I've been blessed with some amazing friends. When my father died back in January, several of my friends surprised me by showing up for the funeral unexpectedly. Two of those guys flew all the way from Pennsylvania to Georgia, rented a car and drove to my town simply to support me on that difficult day. When they walked into the church, I burst into tears because I couldn't believe they would sacrifice so much to stand with me.
I've come to learn that good friends are so much more valuable than money, fame or career success. Yet many Christians I know struggle in the area of relationships. Many people I've met—even pastors—admit they have no friends. And many churches are full of lonely people who are starving for friends but don't know how to make any.
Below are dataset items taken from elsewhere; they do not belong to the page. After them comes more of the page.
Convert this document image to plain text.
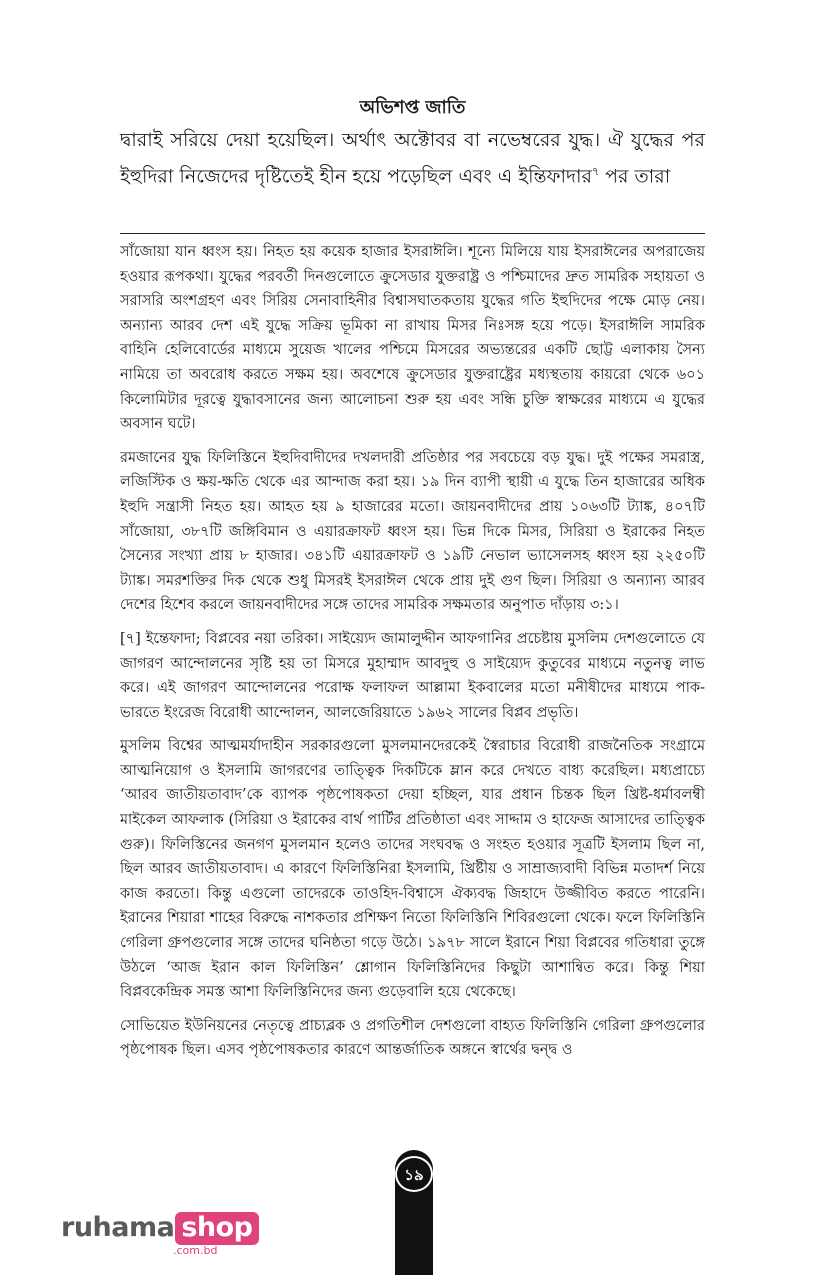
অভিশপ্ত জাতি
দ্বারাই সরিয়ে দেয়া হয়েছিল। অর্থাৎ অক্টোবর বা নভেম্বরের যুদ্ধ। ঐ যুদ্ধের পর ইহুদিরা নিজেদের দৃষ্টিতেই হীন হয়ে পড়েছিল এবং এ ইন্তিফাদার$^৭$ পর তারা

সাঁজোয়া যান ধ্বংস হয়। নিহত হয় কয়েক হাজার ইসরাঈলি। শূন্যে মিলিয়ে যায় ইসরাঈলের অপরাজেয় হওয়ার রূপকথা। যুদ্ধের পরবর্তী দিনগুলোতে ক্রুসেডার যুক্তরাষ্ট্র ও পশ্চিমাদের দ্রুত সামরিক সহায়তা ও সরাসরি অংশগ্রহণ এবং সিরিয় সেনাবাহিনীর বিশ্বাসঘাতকতায় যুদ্ধের গতি ইহুদিদের পক্ষে মোড় নেয়। অন্যান্য আরব দেশ এই যুদ্ধে সক্রিয় ভূমিকা না রাখায় মিসর নিঃসঙ্গ হয়ে পড়ে। ইসরাঈলি সামরিক বাহিনি হেলিবোর্ডের মাধ্যমে সুয়েজ খালের পশ্চিমে মিসরের অভ্যন্তরের একটি ছোট্ট এলাকায় সৈন্য নামিয়ে তা অবরোধ করতে সক্ষম হয়। অবশেষে ক্রুসেডার যুক্তরাষ্ট্রের মধ্যস্থতায় কায়রো থেকে ৬০১ কিলোমিটার দূরত্বে যুদ্ধাবসানের জন্য আলোচনা শুরু হয় এবং সন্ধি চুক্তি স্বাক্ষরের মাধ্যমে এ যুদ্ধের অবসান ঘটে।

রমজানের যুদ্ধ ফিলিস্তিনে ইহুদিবাদীদের দখলদারী প্রতিষ্ঠার পর সবচেয়ে বড় যুদ্ধ। দুই পক্ষের সমরাস্ত্র, লজিস্টিক ও ক্ষয়-ক্ষতি থেকে এর আন্দাজ করা হয়। ১৯ দিন ব্যাপী স্থায়ী এ যুদ্ধে তিন হাজারের অধিক ইহুদি সন্ত্রাসী নিহত হয়। আহত হয় ৯ হাজারের মতো। জায়নবাদীদের প্রায় ১০৬৩টি ট্যাঙ্ক, ৪০৭টি সাঁজোয়া, ৩৮৭টি জঙ্গিবিমান ও এয়ারক্রাফট ধ্বংস হয়। ভিন্ন দিকে মিসর, সিরিয়া ও ইরাকের নিহত সৈন্যের সংখ্যা প্রায় ৮ হাজার। ৩৪১টি এয়ারক্রাফট ও ১৯টি নেভাল ভ্যাসেলসহ ধ্বংস হয় ২২৫০টি ট্যাঙ্ক। সমরশক্তির দিক থেকে শুধু মিসরই ইসরাঈল থেকে প্রায় দুই গুণ ছিল। সিরিয়া ও অন্যান্য আরব দেশের হিশেব করলে জায়নবাদীদের সঙ্গে তাদের সামরিক সক্ষমতার অনুপাত দাঁড়ায় ৩:১।

[৭] ইন্তেফাদা; বিপ্লবের নয়া তরিকা। সাইয়্যেদ জামালুদ্দীন আফগানির প্রচেষ্টায় মুসলিম দেশগুলোতে যে জাগরণ আন্দোলনের সৃষ্টি হয় তা মিসরে মুহাম্মাদ আবদুহু ও সাইয়্যেদ কুতুবের মাধ্যমে নতুনত্ব লাভ করে। এই জাগরণ আন্দোলনের পরোক্ষ ফলাফল আল্লামা ইকবালের মতো মনীষীদের মাধ্যমে পাক-ভারতে ইংরেজ বিরোধী আন্দোলন, আলজেরিয়াতে ১৯৬২ সালের বিপ্লব প্রভৃতি।

মুসলিম বিশ্বের আত্মমর্যাদাহীন সরকারগুলো মুসলমানদেরকেই স্বৈরাচার বিরোধী রাজনৈতিক সংগ্রামে আত্মনিয়োগ ও ইসলামি জাগরণের তাত্ত্বিক দিকটিকে ম্লান করে দেখতে বাধ্য করেছিল। মধ্যপ্রাচ্যে ‘আরব জাতীয়তাবাদ’কে ব্যাপক পৃষ্ঠপোষকতা দেয়া হচ্ছিল, যার প্রধান চিন্তক ছিল খ্রিষ্ট-ধর্মাবলম্বী মাইকেল আফলাক (সিরিয়া ও ইরাকের বার্থ পার্টির প্রতিষ্ঠাতা এবং সাদ্দাম ও হাফেজ আসাদের তাত্ত্বিক গুরু)। ফিলিস্তিনের জনগণ মুসলমান হলেও তাদের সংঘবদ্ধ ও সংহত হওয়ার সূত্রটি ইসলাম ছিল না, ছিল আরব জাতীয়তাবাদ। এ কারণে ফিলিস্তিনিরা ইসলামি, খ্রিষ্টীয় ও সাম্রাজ্যবাদী বিভিন্ন মতাদর্শ নিয়ে কাজ করতো। কিন্তু এগুলো তাদেরকে তাওহিদ-বিশ্বাসে ঐক্যবদ্ধ জিহাদে উজ্জীবিত করতে পারেনি। ইরানের শিয়ারা শাহের বিরুদ্ধে নাশকতার প্রশিক্ষণ নিতো ফিলিস্তিনি শিবিরগুলো থেকে। ফলে ফিলিস্তিনি গেরিলা গ্রুপগুলোর সঙ্গে তাদের ঘনিষ্ঠতা গড়ে উঠে। ১৯৭৮ সালে ইরানে শিয়া বিপ্লবের গতিধারা তুঙ্গে উঠলে ‘আজ ইরান কাল ফিলিস্তিন’ শ্লোগান ফিলিস্তিনিদের কিছুটা আশান্বিত করে। কিন্তু শিয়া বিপ্লবকেন্দ্রিক সমস্ত আশা ফিলিস্তিনিদের জন্য গুড়েবালি হয়ে থেকেছে।

সোভিয়েত ইউনিয়নের নেতৃত্বে প্রাচ্যব্লক ও প্রগতিশীল দেশগুলো বাহ্যত ফিলিস্তিনি গেরিলা গ্রুপগুলোর পৃষ্ঠপোষক ছিল। এসব পৃষ্ঠপোষকতার কারণে আন্তর্জাতিক অঙ্গনে স্বার্থের দ্বন্দ্ব ও

১৯
ruhama shop
.com.bd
The modern church doesn't always place a high value on relationships. While the New Testament commands us to "love one another deeply with a pure heart" (1 Pet. 1:22), we have developed a cold corporate culture that doesn't resemble the book of Acts. We are content to herd people into buildings for services and then herd them out.
Our main concern is that they simply occupied a seat and listened to a sermon. But did they connect with each other? Even in churches that try to nurture relationships, only a fraction of the people get involved in small groups.
I don't believe we will see New Testament revival power until we reclaim fervent New Testament love. But that serious form of love isn't possible without deep healing and serious attitude adjustments.
Do you need more friends? Do you find it challenging to move beyond superficiality into deep, meaningful connection? Do you struggle with loneliness? Here are five of the most serious reasons Christians today struggle in the area of relationships:
- Self-centeredness: Jesus defined love when He said, "Greater love has no man than this: that a man lay down his life for his friends" (John 15:13). Real friendship is always sacrificial. We tend to want friendship on our terms; we want to be loved and encouraged and comforted. But if we want that kind of love, we must be willing to give it to someone else first. British preacher Charles Spurgeon wrote, "Any man can selfishly desire to have a Jonathan; but he is on the right track who desires to find out a David to whom he can be a Jonathan."
- Lack of transparency: Too many people today live with secrets. We are experts at faking it. We hide our private pain behind masks and thick body armor. We go through the motions and we mouth the right words—but church life becomes shallow without raw honesty. True friends take off their armor, reveal their shame and share their hearts—and they confess their sins to each other (see James 5:16). This is the path to true healing.
- Bitterness: Paul told the Ephesians, "Be kind to one another, tender-hearted, forgiving one other, just as God in Christ also forgave you" (Eph. 4:32). Yet many Christians today have never let go of their resentments. They don't realize that people who seethe with anger over past hurts poison themselves—and make it impossible to develop close friends. Bitterness will make you unfriendly—and people will avoid you because you are toxic. If a grudge takes root in your soul, get rid of it quickly before it eats your capacity to love.
- Low self-esteem: Jesus told us to love our neighbors as ourselves (Mark 12:31). But our love for others is short-circuited when we don't think we have anything to offer in a relationship. Many people lack the confidence to reach out and make friends because they don't think they deserve to be loved. Self-hatred can be caused by abuse, lack of parental affection, bullying or other factors. If you struggle to love yourself, you must be willing to crawl out of your shell and seek help. Reach out to the people around you. God has prepared someone to pray with you!
- Fear of rejection: I meet people who have given up on church altogether because they were betrayed. Some have even left ministry positions because friends turned their backs on them. Their attitude is "I will never let anyone hurt me like that again." But is it really worth it to close the door on the possibility of friendship just because of one or two bad experiences?
Proverbs 18:24 says, "Friends come and friends go, but a true friend sticks by you like family" (MSG). The loyal friends in my life have more than compensated for any disappointments. Friendship is a risk worth taking. Don't let anything stop you from enjoying healthy relationships.